Figure 4 illustrates an alternative embodiment of the present invention which is similar in principle to that of Figure 2, but in which the isolated power source 4 comprises a USB or an IEEE 1394 interface port 15 for coupling to a USB or IEEE1394 interface port of a personal computer. There is a trend in the computer industry to provide in particular USB ports as standard on computers and computer devices and the embodiment of Figure 4 aims to provide compatibility for future computers.

It will be appreciated by the person of skill in the art that various modifications may be made to the above described embodiments without departing from the scope of the present invention.

Claims (10)

1. Claims 1. A power source for coupling between an input/output data port of a computer and a peripheral device, the power source comprising: a data port arranged in use to be connected to said computer port to receive digital data signals therefrom; output means for coupling to said peripheral device to provide electrical power to the peripheral device; conversion means for converting at least a part of the data signals received from the computer port at said power source data port into an electrical power signal; and isolation means including an isolation barrier, coupled between said conversion means and said output means for transferring power from said power signal from the conversion means to the output means across the isolation barrier.

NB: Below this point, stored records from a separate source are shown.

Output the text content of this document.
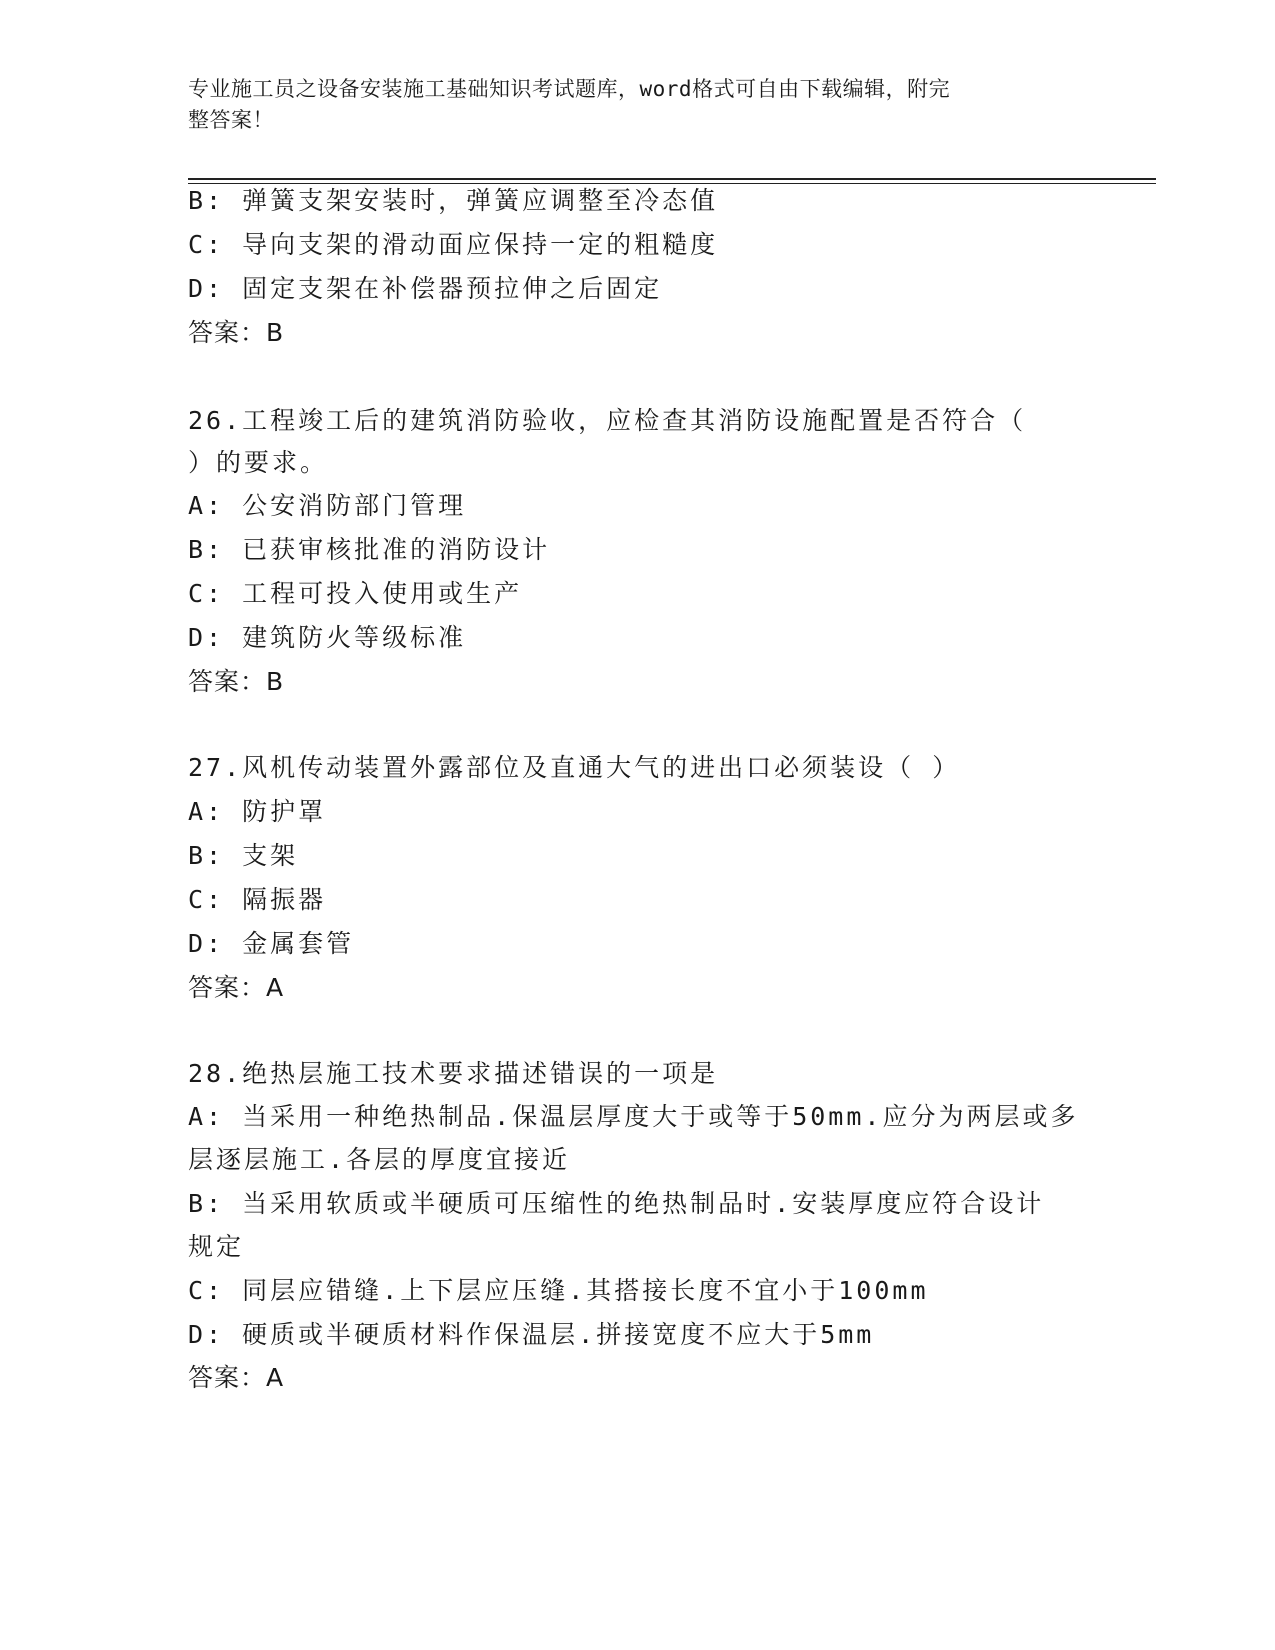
专业施工员之设备安装施工基础知识考试题库，word格式可自由下载编辑，附完
整答案！
B: 弹簧支架安装时，弹簧应调整至冷态值
C: 导向支架的滑动面应保持一定的粗糙度
D: 固定支架在补偿器预拉伸之后固定
答案：B
26.工程竣工后的建筑消防验收，应检查其消防设施配置是否符合（
）的要求。
A: 公安消防部门管理
B: 已获审核批准的消防设计
C: 工程可投入使用或生产
D: 建筑防火等级标准
答案：B
27.风机传动装置外露部位及直通大气的进出口必须装设（ ）
A: 防护罩
B: 支架
C: 隔振器
D: 金属套管
答案：A
28.绝热层施工技术要求描述错误的一项是
A: 当采用一种绝热制品.保温层厚度大于或等于50mm.应分为两层或多
层逐层施工.各层的厚度宜接近
B: 当采用软质或半硬质可压缩性的绝热制品时.安装厚度应符合设计
规定
C: 同层应错缝.上下层应压缝.其搭接长度不宜小于100mm
D: 硬质或半硬质材料作保温层.拼接宽度不应大于5mm
答案：A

2. 2. A power source according to claim 1, wherein the conversion means of the power source comprises a switched mode power supply.

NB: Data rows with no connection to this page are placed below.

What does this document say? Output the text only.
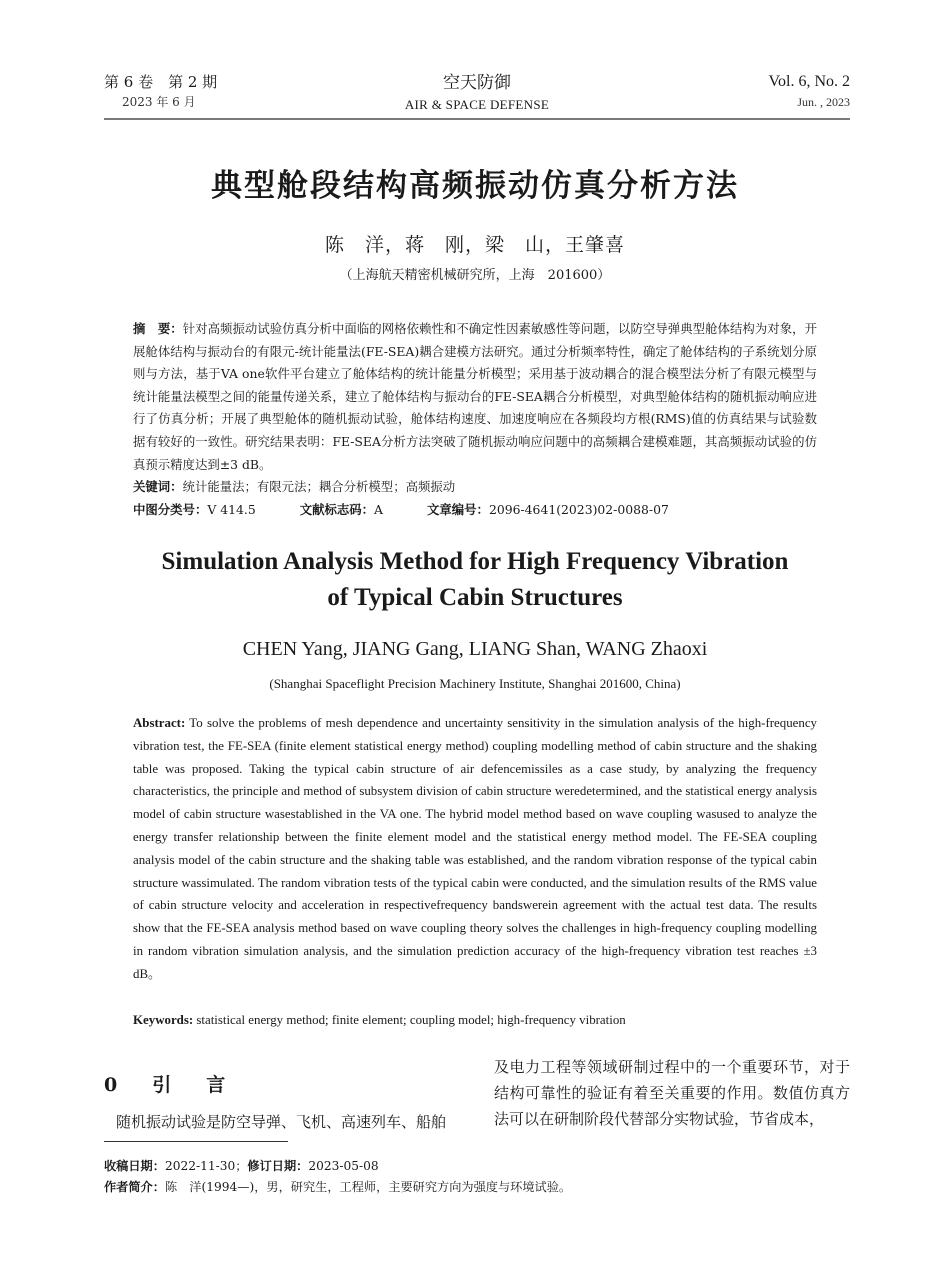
第 6 卷　第 2 期
2023 年 6 月
空天防御
AIR & SPACE DEFENSE
Vol. 6, No. 2
Jun. , 2023
典型舱段结构高频振动仿真分析方法
陈　洋，蒋　刚，梁　山，王肇喜
（上海航天精密机械研究所，上海　201600）
摘　要：针对高频振动试验仿真分析中面临的网格依赖性和不确定性因素敏感性等问题，以防空导弹典型舱体结构为对象，开展舱体结构与振动台的有限元-统计能量法(FE-SEA)耦合建模方法研究。通过分析频率特性，确定了舱体结构的子系统划分原则与方法，基于VA one软件平台建立了舱体结构的统计能量分析模型；采用基于波动耦合的混合模型法分析了有限元模型与统计能量法模型之间的能量传递关系，建立了舱体结构与振动台的FE-SEA耦合分析模型，对典型舱体结构的随机振动响应进行了仿真分析；开展了典型舱体的随机振动试验，舱体结构速度、加速度响应在各频段均方根(RMS)值的仿真结果与试验数据有较好的一致性。研究结果表明：FE-SEA分析方法突破了随机振动响应问题中的高频耦合建模难题，其高频振动试验的仿真预示精度达到±3 dB。
关键词：统计能量法；有限元法；耦合分析模型；高频振动
中图分类号：V 414.5	文献标志码：A	文章编号：2096-4641(2023)02-0088-07
Simulation Analysis Method for High Frequency Vibration
of Typical Cabin Structures
CHEN Yang, JIANG Gang, LIANG Shan, WANG Zhaoxi
(Shanghai Spaceflight Precision Machinery Institute, Shanghai 201600, China)
Abstract: To solve the problems of mesh dependence and uncertainty sensitivity in the simulation analysis of the high-frequency vibration test, the FE-SEA (finite element statistical energy method) coupling modelling method of cabin structure and the shaking table was proposed. Taking the typical cabin structure of air defencemissiles as a case study, by analyzing the frequency characteristics, the principle and method of subsystem division of cabin structure weredetermined, and the statistical energy analysis model of cabin structure wasestablished in the VA one. The hybrid model method based on wave coupling wasused to analyze the energy transfer relationship between the finite element model and the statistical energy method model. The FE-SEA coupling analysis model of the cabin structure and the shaking table was established, and the random vibration response of the typical cabin structure wassimulated. The random vibration tests of the typical cabin were conducted, and the simulation results of the RMS value of cabin structure velocity and acceleration in respectivefrequency bandswerein agreement with the actual test data. The results show that the FE-SEA analysis method based on wave coupling theory solves the challenges in high-frequency coupling modelling in random vibration simulation analysis, and the simulation prediction accuracy of the high-frequency vibration test reaches ±3 dB。
Keywords: statistical energy method; finite element; coupling model; high-frequency vibration
0　引　言
随机振动试验是防空导弹、飞机、高速列车、船舶
及电力工程等领域研制过程中的一个重要环节，对于结构可靠性的验证有着至关重要的作用。数值仿真方法可以在研制阶段代替部分实物试验，节省成本，
收稿日期：2022-11-30；修订日期：2023-05-08
作者简介：陈　洋(1994—)，男，研究生，工程师，主要研究方向为强度与环境试验。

3. 3. A power source according to claim 1 or 2, wherein the isolation barrier of the isolation means is a transformer.
4. 4. A power source according to any one of the preceding claims, wherein said data port of the power source is a serial port and is arranged to be coupled to a serial port of a computer.

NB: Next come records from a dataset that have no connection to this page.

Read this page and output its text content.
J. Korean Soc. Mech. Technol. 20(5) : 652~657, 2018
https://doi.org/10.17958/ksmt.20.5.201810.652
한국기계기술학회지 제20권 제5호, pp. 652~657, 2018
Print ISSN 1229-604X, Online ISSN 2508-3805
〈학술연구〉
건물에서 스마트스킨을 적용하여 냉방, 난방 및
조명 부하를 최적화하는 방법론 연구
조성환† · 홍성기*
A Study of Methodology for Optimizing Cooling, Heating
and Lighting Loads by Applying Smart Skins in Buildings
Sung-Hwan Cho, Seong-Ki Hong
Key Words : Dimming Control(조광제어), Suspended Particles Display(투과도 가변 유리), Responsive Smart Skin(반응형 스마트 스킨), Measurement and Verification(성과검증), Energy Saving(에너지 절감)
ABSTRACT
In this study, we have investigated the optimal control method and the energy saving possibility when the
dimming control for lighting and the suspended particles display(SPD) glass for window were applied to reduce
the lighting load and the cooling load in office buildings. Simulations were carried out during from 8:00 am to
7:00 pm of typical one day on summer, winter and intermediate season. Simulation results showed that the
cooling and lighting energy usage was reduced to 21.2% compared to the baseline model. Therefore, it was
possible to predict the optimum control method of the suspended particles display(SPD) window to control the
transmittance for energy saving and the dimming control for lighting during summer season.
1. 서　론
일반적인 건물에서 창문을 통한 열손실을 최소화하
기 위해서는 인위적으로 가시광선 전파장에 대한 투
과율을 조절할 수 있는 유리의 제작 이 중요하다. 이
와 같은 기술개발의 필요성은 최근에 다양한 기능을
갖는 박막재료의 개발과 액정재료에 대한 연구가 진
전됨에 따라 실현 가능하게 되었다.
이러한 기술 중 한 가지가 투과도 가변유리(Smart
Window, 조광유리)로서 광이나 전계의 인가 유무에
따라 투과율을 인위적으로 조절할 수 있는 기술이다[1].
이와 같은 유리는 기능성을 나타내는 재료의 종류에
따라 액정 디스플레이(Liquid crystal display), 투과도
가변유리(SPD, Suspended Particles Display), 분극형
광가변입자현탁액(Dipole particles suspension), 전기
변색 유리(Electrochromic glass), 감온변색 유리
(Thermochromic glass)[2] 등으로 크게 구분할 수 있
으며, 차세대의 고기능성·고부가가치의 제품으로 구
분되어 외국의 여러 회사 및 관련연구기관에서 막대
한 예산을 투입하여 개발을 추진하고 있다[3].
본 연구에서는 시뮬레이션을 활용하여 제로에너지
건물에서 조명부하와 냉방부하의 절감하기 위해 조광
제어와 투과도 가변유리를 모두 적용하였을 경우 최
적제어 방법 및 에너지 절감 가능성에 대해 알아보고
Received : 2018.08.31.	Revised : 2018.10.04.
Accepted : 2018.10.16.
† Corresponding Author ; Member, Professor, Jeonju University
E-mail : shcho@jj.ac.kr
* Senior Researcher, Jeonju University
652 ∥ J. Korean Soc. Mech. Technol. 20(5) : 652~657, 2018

5. 5. A power source according to claim 4, wherein the serial port of the power source is an RS-232 port.
6. 6. A power source according to any one of claims I to 3, wherein the data port of the power source is a USB or IEEE 1394 port.
7. 7. An interface unit comprising a power source according to any one of the preceding claims, the unit comprising means for transferring digital data signals received from the computer at said data port to the peripheral device.
8. 8. An interface device comprising a power source according to any one according to any one of the preceding claims, or according to claim 7, and comprising means for receiving data signals from a peripheral device and for coupling the received data signals to said data port of the power source for transmission to the computer data port.
9. 9. Apparatus for monitoring physiological parameters from a patient, the apparatus comprising : monitoring means for attachment to a patient and arranged in use to generate electrical signals corresponding to monitored physiological parameters; and a power source having a data port arranged in use to be connected to a data port of a computer to receive digital data signals therefrom, output means coupled to said monitoring means to provide electrical power to the monitoring means, conversion means for converting at least a part of the digital data signals received from the computer port at the power source data port into an electrical power signal, and isolation means including an isolation barrier, coupled between said conversion means and said output means for transferring power from said power signal, from the conversion means to the output means across the isolation barrier.
10. 10. A method of coupling power and digital data signals between a peripheral device and a computer having an input/output data port, the method comprising the steps of : receiving digital data signals from the computer data port ; converting said received digital data signals into a power signal; transferring power from said power signal across an isolation boundary; and providing said transferred power to a peripheral device.